Marcus gave a bow from the saddle, rode off, and relayed the orders to Asala.
With a great huzzah, the Highlanders broke into a fast march, peeling off from my position, through some Qunari stragglers who got shot to pieces by whole squads of crazed Avvars shooting from the hip. The Tevinters were hardly much better, sending electrical discharges around so much that the accompanying thunder sounded like Zeus on a drunken rampage.
Within minutes, the enemy was surrounded on both the left and right. Not totally, but enough to make certain of one thing:
Those sections of the Antaam would be entirely dead by the mid-afternoon, shot, stabbed and sliced apart. Seven thousand or so in total, five by the sabres and carbines of Louise's cavalry and Soprano's line infantry. Another two by the firelances and swords of the Highlanders and the rest of my division. In the end, it was logistics that would get them; our troops carried extra ammunition and used less blackpowder per shot than the Qunari did, and we didn't fear our mages, allowing us to protect our troops and heal minor injuries right there and then.

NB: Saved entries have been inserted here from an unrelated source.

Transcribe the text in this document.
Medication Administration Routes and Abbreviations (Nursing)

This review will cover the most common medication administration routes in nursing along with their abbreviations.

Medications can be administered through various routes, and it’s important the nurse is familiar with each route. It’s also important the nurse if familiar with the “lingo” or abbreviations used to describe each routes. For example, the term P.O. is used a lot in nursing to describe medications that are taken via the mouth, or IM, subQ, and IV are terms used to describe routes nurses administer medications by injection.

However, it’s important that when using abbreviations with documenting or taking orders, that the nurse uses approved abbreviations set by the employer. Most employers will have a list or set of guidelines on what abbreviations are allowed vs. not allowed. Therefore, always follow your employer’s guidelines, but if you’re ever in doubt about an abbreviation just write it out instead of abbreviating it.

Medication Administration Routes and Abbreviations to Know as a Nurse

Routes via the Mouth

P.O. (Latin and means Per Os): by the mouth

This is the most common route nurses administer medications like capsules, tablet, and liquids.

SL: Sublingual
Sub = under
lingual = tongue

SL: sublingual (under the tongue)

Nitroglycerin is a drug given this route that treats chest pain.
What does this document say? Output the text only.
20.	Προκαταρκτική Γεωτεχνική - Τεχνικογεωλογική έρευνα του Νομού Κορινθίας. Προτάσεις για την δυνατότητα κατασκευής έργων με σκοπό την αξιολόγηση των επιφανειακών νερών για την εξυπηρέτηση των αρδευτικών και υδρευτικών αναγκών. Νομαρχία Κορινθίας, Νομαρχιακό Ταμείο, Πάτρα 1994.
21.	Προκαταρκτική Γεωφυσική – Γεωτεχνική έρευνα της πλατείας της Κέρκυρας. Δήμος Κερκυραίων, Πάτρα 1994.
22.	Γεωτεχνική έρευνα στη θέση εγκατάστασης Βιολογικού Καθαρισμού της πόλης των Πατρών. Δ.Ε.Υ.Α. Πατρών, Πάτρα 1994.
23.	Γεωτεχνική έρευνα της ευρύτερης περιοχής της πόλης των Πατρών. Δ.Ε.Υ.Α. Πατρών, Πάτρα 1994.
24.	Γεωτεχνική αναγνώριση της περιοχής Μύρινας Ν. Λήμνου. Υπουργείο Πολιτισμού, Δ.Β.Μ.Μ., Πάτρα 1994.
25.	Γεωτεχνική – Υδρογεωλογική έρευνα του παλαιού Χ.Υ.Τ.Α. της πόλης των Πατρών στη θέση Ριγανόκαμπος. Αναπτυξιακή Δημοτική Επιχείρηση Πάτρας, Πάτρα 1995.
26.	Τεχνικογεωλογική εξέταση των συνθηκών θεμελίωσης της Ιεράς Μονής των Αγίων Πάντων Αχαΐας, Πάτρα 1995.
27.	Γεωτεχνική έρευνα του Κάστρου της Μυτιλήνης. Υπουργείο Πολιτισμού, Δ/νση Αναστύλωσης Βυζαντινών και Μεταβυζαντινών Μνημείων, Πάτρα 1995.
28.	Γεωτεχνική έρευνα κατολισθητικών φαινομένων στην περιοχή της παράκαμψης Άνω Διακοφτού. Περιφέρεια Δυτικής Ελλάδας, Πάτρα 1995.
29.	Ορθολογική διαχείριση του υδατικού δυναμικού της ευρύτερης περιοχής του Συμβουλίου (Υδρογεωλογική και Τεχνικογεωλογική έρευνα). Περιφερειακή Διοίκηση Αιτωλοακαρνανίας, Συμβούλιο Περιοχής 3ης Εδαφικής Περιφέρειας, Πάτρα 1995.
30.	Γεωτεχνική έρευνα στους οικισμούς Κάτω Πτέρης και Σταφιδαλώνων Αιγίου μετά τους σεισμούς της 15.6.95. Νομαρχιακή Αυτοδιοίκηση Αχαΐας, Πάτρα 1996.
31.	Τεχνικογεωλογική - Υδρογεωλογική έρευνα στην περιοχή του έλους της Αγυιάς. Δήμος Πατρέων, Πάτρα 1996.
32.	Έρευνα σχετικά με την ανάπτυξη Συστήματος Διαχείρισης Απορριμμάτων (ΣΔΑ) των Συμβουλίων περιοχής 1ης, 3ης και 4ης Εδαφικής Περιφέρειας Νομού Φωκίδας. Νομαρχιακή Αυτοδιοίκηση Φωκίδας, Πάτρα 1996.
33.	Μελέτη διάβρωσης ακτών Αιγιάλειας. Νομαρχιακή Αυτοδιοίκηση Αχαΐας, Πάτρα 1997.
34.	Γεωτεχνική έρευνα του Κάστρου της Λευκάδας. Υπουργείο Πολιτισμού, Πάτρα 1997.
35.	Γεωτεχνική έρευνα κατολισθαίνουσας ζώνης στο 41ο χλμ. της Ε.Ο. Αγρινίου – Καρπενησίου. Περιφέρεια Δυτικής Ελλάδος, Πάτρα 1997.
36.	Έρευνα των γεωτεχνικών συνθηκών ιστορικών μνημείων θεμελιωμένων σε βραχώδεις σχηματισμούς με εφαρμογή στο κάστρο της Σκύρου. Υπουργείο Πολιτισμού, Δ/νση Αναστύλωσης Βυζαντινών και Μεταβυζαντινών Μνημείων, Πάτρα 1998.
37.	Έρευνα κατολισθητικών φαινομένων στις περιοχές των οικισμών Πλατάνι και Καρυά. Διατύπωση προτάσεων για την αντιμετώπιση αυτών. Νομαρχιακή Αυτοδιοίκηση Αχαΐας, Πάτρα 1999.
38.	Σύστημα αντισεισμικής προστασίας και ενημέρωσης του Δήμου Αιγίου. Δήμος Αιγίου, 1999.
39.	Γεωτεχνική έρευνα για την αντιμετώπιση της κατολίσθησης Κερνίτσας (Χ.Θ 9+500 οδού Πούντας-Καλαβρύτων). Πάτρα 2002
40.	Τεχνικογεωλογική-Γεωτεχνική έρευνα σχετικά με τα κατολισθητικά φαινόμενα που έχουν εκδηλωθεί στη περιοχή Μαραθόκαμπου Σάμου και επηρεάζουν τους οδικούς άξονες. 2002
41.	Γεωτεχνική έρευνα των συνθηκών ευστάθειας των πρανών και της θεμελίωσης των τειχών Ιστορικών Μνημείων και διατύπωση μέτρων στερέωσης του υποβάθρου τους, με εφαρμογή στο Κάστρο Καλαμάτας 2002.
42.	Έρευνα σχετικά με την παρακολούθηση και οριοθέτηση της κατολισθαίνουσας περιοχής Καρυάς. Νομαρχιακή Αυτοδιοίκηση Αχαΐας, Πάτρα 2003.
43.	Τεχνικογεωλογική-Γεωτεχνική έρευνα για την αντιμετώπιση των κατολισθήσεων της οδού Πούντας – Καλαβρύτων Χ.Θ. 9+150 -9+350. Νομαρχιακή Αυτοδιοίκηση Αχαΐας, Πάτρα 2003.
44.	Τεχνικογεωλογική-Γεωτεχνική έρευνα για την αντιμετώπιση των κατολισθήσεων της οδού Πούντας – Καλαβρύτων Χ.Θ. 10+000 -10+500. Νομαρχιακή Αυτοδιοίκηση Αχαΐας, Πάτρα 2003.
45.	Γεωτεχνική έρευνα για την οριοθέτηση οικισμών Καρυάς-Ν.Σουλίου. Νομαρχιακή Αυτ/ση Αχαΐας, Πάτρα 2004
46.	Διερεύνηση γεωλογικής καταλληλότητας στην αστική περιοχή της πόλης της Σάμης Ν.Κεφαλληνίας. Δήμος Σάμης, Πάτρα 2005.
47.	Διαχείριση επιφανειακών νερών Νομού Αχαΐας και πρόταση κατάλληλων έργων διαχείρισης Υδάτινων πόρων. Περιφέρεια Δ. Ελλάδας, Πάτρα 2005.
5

But all this left the Qunari base and artillery batteries wide open for the Rangers and I to deal with. The small Qunari reserve was already moving to intercept us, spreading out directly in front of the organ guns to protect them from our fire. Runners were already making their way to the attacking forces to order them to withdraw too. In the distance, I saw that McNulty had finally defeated the raider cavalry, which was in full rout and heading for the pontoon, and he was finally joining the line on the right.
Time to close the noose around the Qun's neck.
"Loose order," I commanded the regiments that remained with me, with the added comment of, "No need to bunch up so they can drop rocks on our heads."
The Rangers did as they were told, and spread out into three-soldier fireteams all around me to the front and sides. The standard bearers also did so, trotting away, leaving me only with my runners and personal bodyguard of mounted Highlanders and a few Tiberian legionnaires.
I had succeeded in my task. I had pulled the attention of the Arishok entirely from the pontoon and smashed his ability to attack me. I watched the new enemy line of defence form through my binoculars, satisfied I could punch through it without issue. The midday sun pouring light and heat down from above, I caught a glimpse of the man himself, at last, on the battlements of the Qunari fortification.
A hornless Qunari, the former companion of the Hero of Ferelden, had thrown away any concealment to look at the battlefield with his own eyes. All those around deferred to him, their eyes never meeting his except when he spoke to them, something that happened often enough for me to catch at least three such conversations in as many minutes.
"Artillery, target the enemy defences and cannons," I ordered, "Explosive shot."
"Acknowledged," replied Locke.
The first half of the day had been one of unpleasant surprises and failures on both sides, but our superior understanding of warfare showed through. The morning ended with a ferocious and continuous barrage against the enemy. The afternoon began with the longships Justice and Libertégliding down the Alba.
The Marine Corps was joining the fight.